Investors extrapolate. Thus, when markets have gone up recently, they pile into index funds, which then automatically buy stocks without regard to price. If this is done in sufficient volume, stock prices generally will rise to historically unusual price/earnings ratios. This creates a self-reinforcing state: rising stocks cause rising index investments, which cause rising stocks.
But individual investors also fear loss more than they desire gain. Thus, when a general market decline begins, redemptions accelerate. If index funds accounted for a large percentage of all stocks, and if price-earnings ratios were at historically high levels, then such a decline/redemption cycle could also be self-reinforcing. “Self-reinforcing decline/redemption cycle” is a very polite way of describing a market crash.

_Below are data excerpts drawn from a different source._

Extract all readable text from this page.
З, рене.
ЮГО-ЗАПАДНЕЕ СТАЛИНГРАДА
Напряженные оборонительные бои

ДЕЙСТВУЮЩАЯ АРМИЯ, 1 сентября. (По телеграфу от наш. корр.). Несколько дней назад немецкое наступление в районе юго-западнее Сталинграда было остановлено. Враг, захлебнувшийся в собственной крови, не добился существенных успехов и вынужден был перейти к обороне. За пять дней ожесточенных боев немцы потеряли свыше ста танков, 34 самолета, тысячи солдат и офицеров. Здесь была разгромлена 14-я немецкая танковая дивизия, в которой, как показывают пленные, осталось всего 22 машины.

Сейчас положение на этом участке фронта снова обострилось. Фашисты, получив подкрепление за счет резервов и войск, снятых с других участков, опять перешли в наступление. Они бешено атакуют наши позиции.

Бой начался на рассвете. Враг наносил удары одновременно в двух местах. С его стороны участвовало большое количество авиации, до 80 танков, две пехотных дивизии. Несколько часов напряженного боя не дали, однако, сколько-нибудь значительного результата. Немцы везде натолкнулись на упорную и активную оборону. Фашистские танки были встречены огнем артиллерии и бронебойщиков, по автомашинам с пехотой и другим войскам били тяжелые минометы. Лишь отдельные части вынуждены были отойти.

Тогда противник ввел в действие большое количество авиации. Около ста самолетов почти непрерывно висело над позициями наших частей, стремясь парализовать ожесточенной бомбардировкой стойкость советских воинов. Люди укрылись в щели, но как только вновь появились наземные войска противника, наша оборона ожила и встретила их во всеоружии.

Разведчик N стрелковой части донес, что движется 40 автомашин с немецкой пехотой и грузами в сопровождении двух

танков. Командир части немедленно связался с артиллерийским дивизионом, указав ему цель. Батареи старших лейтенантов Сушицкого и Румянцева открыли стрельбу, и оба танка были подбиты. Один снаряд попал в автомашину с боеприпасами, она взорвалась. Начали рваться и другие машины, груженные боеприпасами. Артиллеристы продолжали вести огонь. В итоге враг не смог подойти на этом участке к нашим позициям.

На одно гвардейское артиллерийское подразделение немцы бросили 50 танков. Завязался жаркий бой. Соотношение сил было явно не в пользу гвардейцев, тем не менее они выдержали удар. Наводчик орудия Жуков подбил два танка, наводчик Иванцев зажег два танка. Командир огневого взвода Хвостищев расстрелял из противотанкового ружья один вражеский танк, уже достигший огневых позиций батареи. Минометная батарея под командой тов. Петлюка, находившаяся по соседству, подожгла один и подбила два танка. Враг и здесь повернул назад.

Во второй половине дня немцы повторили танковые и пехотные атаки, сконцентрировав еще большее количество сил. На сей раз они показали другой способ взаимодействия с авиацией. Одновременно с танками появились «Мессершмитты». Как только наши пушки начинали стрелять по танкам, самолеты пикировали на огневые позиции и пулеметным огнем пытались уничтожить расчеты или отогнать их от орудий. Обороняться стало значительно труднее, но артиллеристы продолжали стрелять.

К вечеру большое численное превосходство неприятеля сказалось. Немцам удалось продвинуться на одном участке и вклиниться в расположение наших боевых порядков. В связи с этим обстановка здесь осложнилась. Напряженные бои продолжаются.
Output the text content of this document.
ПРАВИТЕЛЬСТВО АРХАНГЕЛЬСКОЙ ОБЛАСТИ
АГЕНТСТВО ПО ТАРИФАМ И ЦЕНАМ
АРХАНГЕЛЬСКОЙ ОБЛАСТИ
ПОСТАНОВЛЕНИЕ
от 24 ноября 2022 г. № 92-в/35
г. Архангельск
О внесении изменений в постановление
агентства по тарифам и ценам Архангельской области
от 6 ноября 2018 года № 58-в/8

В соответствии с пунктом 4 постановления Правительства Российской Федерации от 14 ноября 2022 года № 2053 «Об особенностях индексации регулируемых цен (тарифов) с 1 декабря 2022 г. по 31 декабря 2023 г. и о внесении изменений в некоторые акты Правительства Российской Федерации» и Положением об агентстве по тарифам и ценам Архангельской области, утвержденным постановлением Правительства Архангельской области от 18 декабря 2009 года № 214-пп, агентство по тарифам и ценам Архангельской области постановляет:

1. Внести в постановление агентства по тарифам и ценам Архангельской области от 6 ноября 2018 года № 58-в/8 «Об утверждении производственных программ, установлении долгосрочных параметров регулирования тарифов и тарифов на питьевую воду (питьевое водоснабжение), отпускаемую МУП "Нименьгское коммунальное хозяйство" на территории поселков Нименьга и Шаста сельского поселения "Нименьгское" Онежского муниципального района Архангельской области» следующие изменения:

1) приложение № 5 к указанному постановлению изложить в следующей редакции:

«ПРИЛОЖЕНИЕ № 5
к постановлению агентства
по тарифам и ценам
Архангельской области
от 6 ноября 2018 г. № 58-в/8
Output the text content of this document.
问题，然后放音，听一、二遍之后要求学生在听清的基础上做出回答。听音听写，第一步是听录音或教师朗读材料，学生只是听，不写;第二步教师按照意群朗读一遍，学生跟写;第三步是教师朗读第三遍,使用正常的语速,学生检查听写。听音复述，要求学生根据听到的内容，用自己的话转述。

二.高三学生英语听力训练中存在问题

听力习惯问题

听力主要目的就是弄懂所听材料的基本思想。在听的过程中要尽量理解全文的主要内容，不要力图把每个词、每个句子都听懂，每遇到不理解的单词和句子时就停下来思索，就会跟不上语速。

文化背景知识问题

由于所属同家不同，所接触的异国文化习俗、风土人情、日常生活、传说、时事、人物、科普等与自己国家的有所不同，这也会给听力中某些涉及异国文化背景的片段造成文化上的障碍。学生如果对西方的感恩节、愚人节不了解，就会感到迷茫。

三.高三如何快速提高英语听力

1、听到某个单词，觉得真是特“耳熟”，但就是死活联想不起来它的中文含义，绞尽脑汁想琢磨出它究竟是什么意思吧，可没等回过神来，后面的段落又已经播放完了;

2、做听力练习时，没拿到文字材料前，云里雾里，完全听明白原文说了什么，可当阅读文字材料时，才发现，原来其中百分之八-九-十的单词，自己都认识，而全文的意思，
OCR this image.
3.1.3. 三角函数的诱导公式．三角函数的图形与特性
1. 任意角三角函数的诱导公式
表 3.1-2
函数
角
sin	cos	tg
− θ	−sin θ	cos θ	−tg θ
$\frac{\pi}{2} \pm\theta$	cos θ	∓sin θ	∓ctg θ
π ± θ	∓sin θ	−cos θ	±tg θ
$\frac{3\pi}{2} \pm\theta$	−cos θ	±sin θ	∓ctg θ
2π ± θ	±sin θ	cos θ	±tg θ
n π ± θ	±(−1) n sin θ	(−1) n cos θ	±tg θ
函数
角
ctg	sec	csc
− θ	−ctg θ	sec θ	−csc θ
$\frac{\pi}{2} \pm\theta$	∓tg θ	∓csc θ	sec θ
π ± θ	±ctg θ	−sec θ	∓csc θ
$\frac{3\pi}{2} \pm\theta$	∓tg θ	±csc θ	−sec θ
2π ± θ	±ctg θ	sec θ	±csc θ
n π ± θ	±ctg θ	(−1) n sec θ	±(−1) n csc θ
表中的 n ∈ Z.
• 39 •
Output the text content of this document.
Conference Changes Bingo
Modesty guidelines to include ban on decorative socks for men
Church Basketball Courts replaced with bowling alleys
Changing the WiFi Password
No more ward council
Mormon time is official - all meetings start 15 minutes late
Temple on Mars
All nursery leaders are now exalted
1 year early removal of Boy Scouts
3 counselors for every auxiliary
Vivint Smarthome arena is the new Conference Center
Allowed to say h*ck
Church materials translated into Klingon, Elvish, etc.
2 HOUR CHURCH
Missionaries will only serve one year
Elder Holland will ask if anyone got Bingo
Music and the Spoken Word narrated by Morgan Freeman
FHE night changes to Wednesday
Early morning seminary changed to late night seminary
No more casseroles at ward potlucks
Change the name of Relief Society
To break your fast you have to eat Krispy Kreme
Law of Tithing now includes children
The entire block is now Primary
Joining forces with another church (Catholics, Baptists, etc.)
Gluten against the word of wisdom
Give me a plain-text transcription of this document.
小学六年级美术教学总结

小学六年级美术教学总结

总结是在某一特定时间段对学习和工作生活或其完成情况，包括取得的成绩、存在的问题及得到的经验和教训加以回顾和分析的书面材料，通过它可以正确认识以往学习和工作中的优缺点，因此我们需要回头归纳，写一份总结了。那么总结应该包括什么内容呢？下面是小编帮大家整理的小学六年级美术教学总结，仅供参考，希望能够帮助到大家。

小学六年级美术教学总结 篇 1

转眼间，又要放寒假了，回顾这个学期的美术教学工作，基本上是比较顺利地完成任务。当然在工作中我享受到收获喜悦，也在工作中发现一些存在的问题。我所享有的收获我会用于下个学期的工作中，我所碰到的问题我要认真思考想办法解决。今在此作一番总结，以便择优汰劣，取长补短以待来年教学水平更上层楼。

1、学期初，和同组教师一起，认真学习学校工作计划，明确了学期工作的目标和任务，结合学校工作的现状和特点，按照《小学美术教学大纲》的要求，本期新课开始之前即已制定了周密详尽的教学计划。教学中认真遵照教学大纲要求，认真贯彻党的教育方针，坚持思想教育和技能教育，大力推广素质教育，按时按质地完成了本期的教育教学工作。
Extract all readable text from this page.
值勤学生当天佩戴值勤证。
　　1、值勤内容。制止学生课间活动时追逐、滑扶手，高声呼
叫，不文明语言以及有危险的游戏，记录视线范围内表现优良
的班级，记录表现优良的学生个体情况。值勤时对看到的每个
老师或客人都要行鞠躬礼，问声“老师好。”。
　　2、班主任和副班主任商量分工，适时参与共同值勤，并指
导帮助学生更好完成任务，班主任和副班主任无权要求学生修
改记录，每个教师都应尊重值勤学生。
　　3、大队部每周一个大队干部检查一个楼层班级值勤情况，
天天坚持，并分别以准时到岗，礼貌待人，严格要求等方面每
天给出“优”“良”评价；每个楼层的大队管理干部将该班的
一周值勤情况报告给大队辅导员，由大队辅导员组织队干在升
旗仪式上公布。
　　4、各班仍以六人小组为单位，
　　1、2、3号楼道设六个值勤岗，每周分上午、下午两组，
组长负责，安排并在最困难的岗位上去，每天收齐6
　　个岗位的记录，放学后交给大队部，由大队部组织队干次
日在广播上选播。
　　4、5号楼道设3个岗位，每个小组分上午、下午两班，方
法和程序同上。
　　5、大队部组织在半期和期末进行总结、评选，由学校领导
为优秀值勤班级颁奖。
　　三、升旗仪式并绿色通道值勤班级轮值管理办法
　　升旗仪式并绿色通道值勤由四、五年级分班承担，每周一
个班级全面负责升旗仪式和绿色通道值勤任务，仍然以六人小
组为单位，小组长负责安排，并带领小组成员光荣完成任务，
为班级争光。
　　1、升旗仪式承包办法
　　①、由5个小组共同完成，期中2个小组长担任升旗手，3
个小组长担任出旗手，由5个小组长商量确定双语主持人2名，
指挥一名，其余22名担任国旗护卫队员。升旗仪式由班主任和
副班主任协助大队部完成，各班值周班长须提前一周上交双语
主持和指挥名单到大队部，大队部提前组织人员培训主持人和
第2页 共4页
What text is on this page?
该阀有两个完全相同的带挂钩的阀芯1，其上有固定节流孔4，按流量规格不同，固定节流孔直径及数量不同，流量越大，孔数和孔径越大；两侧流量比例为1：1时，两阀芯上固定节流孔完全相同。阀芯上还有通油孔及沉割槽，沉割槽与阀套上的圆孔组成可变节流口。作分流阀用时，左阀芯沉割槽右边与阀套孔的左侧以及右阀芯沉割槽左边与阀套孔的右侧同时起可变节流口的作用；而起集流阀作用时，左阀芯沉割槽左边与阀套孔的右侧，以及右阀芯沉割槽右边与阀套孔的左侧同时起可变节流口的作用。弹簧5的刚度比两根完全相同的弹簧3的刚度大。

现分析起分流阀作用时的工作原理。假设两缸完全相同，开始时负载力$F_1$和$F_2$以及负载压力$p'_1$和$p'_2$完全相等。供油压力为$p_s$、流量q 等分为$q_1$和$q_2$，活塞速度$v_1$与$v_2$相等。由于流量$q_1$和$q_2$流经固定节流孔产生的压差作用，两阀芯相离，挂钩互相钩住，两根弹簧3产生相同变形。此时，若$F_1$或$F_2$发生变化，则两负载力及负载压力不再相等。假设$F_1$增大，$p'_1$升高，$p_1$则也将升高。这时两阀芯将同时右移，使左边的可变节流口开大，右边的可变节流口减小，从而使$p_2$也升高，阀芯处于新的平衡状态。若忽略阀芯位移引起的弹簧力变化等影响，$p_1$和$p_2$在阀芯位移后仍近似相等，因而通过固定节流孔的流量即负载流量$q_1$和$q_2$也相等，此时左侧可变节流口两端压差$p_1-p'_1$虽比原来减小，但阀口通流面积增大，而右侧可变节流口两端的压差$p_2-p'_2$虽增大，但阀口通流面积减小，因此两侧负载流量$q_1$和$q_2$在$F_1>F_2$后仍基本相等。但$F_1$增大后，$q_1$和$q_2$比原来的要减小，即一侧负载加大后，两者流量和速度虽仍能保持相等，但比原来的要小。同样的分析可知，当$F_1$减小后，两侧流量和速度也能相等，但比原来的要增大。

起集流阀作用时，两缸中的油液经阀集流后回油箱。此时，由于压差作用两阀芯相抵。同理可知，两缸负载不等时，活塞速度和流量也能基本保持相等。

But that can’t happen, the efficient market theorist might argue, because the remaining non-index investors will simply arbitrage all that out, restoring efficient pricing. OK, let’s assume the theorist is right there. In that situation, who makes all the money? Hint: it’s not the index fund investor. Suddenly, they are on the wrong side of the efficiency equation. The arbitrageur makes the money by betting against the blind money going into or out of the market.
Thus it seems two things are true. First, index funds cannot grow past a certain point without ceasing to perform as they have. The change seems likely to emerge not as lower total returns, but rather as much higher volatility.
Second, for index funds to work, a mechanism of market efficiency must exist in the form of managed investments. That role might be small — perhaps only 10% of total market capitalization — but it must exist. And the larger the fraction of total capital under index fund management, the greater and more likely the distortion, and thus the higher the potential returns to traditional managed investments would become.
Thus, in the long run, index funds may actually benefit the few that remain as traditional investment managers.